# Find sum of the infinite series

$$\frac{4}{20}+\frac{4 \cdot 7}{20 \cdot 30}+\frac{4 \cdot 7 \cdot 10}{20 \cdot 30 \cdot 40}+\dots$$

How to find the nth term of this series? In particular, how to write the series as a summation in terms of some variable (say n) where n ranges from 0 to infinity? I think finding the sum of series would then be easier (or probably that is the task to be done). Please elaborate how to proceed.

• – lab bhattacharjee Jan 20 '17 at 8:09
• $\sum\limits_{n=0}^{\infty}\prod\limits_{k=0}^{n}\frac{4+3k}{20+10k}$ – barak manos Jan 20 '17 at 8:12
• Here $n$ term is $$10\dfrac{1\cdot4\cdot7\cdots(3n-2)}{10^n n!}$$ Can you find the missing terms – lab bhattacharjee Jan 20 '17 at 8:13
• Thank you @labbhattacharjee ... it was easy to proceed. – Sehra Sahu Jan 20 '17 at 8:59

## 2 Answers

The denominator involves all multiples of $10$ and can be expressed via factorials, $10^nn!$, with $n$ starting at $n=2$.

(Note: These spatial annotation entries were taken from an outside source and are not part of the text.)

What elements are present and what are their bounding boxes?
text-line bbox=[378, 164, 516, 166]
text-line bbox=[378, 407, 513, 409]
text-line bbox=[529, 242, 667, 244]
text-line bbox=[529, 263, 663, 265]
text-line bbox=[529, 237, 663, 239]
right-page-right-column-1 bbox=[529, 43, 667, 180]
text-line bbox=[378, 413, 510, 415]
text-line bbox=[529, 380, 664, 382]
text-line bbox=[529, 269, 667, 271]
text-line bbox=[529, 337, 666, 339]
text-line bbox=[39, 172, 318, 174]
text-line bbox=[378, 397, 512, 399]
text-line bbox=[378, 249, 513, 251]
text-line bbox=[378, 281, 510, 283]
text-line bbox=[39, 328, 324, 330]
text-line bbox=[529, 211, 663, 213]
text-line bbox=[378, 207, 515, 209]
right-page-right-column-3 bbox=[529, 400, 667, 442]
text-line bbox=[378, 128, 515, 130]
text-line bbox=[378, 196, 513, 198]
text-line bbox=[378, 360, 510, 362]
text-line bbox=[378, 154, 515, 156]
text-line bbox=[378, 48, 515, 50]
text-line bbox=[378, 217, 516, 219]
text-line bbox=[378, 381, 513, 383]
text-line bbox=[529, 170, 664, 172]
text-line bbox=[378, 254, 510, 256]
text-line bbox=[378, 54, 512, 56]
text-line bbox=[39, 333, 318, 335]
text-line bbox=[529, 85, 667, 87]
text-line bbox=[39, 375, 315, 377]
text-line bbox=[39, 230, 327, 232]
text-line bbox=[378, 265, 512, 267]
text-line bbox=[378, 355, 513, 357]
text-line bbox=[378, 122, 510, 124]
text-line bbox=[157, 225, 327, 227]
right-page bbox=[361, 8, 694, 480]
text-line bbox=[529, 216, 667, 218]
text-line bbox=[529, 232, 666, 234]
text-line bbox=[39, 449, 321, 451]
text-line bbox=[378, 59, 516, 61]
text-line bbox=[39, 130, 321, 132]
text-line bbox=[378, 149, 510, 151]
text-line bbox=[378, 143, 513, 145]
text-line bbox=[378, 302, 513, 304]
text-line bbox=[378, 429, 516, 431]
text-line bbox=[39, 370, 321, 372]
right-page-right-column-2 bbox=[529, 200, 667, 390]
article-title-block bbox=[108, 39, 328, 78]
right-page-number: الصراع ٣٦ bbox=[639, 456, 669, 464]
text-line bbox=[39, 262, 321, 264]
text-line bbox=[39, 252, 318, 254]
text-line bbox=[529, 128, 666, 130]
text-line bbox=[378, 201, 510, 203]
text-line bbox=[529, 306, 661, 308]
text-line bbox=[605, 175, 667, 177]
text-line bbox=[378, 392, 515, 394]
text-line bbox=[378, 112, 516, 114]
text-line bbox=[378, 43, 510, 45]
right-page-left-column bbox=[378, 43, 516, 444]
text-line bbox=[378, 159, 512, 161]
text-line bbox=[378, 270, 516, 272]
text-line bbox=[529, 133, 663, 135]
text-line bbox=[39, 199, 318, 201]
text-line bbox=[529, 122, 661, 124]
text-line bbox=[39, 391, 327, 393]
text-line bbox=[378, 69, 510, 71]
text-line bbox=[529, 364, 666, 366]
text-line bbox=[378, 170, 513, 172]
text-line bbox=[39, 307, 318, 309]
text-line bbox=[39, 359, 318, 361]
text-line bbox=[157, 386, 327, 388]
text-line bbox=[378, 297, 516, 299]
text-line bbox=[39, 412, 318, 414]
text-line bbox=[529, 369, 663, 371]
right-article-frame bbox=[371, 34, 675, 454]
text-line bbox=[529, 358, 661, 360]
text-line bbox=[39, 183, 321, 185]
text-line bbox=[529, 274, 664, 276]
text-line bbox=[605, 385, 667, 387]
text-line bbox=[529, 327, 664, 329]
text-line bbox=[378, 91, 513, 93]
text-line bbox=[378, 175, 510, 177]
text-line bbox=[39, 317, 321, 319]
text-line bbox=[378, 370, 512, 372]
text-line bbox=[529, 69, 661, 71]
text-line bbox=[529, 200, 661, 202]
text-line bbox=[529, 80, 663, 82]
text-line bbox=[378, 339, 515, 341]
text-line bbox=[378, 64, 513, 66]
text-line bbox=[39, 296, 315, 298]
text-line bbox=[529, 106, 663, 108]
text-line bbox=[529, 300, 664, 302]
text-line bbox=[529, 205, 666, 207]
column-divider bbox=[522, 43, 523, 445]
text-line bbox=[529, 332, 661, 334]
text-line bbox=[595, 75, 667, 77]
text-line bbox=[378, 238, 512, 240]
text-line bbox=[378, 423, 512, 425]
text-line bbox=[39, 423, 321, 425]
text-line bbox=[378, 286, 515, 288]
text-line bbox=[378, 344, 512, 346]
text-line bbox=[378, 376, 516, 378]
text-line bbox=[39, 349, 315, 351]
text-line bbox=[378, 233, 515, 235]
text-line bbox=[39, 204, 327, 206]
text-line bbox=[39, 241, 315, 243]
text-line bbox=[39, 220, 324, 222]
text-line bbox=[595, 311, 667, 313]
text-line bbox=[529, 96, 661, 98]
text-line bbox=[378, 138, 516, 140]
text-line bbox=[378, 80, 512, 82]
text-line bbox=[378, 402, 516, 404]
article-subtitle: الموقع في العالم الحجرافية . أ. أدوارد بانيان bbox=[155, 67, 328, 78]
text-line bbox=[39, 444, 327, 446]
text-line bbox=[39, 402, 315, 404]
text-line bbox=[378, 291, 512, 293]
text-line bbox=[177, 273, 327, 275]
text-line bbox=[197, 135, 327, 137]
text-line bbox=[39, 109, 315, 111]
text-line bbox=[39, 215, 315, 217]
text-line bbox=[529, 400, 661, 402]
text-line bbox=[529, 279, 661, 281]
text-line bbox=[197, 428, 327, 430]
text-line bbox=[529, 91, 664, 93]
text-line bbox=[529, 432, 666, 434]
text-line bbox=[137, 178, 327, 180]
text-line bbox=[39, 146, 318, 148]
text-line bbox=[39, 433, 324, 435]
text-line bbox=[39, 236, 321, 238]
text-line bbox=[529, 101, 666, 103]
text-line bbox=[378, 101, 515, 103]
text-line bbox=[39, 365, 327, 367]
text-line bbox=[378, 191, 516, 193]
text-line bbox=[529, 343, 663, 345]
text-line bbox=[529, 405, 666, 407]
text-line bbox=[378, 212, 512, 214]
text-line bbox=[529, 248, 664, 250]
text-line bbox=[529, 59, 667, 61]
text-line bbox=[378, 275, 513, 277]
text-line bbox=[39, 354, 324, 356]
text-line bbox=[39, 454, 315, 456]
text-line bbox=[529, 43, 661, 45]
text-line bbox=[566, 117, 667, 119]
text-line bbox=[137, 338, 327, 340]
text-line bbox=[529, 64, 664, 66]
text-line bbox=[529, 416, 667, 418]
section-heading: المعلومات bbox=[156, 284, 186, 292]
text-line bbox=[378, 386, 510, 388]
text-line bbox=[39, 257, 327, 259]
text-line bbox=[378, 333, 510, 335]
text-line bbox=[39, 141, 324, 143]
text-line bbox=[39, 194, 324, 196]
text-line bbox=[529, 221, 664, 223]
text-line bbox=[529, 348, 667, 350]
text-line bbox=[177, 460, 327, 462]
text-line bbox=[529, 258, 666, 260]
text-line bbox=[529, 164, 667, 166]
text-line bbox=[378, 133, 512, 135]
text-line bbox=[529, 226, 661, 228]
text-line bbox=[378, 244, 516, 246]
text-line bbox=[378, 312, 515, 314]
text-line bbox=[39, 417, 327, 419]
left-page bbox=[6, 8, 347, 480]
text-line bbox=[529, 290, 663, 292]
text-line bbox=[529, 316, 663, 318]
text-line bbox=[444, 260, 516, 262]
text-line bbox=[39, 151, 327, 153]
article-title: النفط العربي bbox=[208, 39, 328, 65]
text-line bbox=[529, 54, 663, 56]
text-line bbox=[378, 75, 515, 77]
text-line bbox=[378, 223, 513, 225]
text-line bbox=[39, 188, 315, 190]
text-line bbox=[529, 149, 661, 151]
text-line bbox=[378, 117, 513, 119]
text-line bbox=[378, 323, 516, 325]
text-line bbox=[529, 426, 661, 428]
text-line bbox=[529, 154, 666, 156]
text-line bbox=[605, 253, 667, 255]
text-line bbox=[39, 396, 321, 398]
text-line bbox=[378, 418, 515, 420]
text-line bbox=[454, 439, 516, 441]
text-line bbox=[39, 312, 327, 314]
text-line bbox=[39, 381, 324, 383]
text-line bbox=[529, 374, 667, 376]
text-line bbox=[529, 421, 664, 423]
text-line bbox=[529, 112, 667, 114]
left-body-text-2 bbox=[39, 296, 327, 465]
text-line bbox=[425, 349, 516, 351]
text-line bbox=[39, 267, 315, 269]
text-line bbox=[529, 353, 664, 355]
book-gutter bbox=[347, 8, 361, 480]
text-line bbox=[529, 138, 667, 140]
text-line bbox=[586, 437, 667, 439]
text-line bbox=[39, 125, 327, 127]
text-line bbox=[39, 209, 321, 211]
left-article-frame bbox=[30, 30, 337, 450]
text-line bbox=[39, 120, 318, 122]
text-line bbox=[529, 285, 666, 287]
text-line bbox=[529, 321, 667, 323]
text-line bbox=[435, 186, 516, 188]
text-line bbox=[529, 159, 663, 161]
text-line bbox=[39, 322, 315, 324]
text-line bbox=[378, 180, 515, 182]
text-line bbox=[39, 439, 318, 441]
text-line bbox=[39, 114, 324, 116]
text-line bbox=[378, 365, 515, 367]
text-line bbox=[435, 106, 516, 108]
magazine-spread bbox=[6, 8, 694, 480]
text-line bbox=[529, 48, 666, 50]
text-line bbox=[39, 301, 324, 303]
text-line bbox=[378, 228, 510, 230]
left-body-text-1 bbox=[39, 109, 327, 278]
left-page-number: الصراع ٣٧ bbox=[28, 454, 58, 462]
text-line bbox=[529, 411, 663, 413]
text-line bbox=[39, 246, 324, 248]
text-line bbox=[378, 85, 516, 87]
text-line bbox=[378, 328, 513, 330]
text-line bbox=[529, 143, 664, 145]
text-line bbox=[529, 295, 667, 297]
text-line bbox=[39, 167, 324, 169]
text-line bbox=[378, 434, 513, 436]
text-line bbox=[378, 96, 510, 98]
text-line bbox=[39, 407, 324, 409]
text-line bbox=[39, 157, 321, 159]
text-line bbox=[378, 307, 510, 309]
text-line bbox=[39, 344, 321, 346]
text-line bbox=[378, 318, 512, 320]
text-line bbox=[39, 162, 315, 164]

The numerator doesn't follow this scheme as the factors are of the form $3n-2$. You need to use a product symbol,

$$\prod_{k=1}^n(3k-2).$$

Alternatively, you can define a "triple factorial" notation $n!!!$ such that only every third factor is used (this follows the idea of the double factorial).

Hence your sum is

$$S:=\sum_{n=2}^\infty\frac{(3n-2)!!!}{10^nn!}.$$

By the generalized binomial theorem,

$$(1-r)^{-p/q}=1+\frac{p}q r+\frac{p}q\frac{p+q}q\frac{r^2}{2!}+\frac{p}q\frac{p+q}q\frac{p+2q}q\frac{r^3}{3!}+\cdots=\sum_{k=0}^\infty\frac{\prod_{j=0}^{k-1}(p+jq)}{k!}\left(\frac rq\right)^k.$$

In your case, by identification, $q=3$, $p=1$, $r/q=1/10$, the first two terms are omitted and a power of $10$ is missing. Then

$$\frac S{10}=\left(1-\frac3{10}\right)^{-1/3}-1-\frac1{10}.$$

• Using triple factorial, how do I evaluate the sum? – Sehra Sahu Jan 20 '17 at 8:20
• Read the post referred to by @labbhattacharjee and make the link to the generalized binomial formula. – Yves Daoust Jan 20 '17 at 8:49
• yeah! generalized binomial formula! :) – Sehra Sahu Jan 20 '17 at 9:01

Let $\displaystyle S = 10\bigg[\frac{4}{2!}\bigg(\frac{1}{10}\bigg)^2+\frac{4\cdot 7}{3!}\bigg(\frac{1}{10}\bigg)^3+\frac{4\cdot 7\cdot 10}{4!}\bigg(\frac{1}{10}\bigg)^4+\cdots \cdots \bigg]$

$\displaystyle = 10 \bigg[\frac{\left[-\frac{1}{3}\left(-\frac{1}{3}-1\right)\right]}{2!}\cdot \bigg(\frac{3}{10}\bigg)^2 +\frac{\left[-\frac{1}{3}\left(-\frac{1}{3}-1\right)\left(-\frac{1}{3}-2\right)\right]}{3!}\cdot \bigg(\frac{3}{10}\bigg)^3+\cdots \cdots \bigg]$

$\displaystyle = 10\bigg[\bigg(1-\frac{3}{10}\bigg)^{-\frac{1}{3}}-\bigg(1+\frac{1}{3}\cdot \frac{3}{10}\bigg)\bigg] = 10 \bigg[\bigg(\frac{10}{13}\bigg)^{\frac{1}{3}}-\frac{11}{10}\bigg] = 10\bigg(\frac{10}{7}\bigg)^{\frac{1}{3}}-11$

Sorry I have not noticed that Yves Daoust have already write above.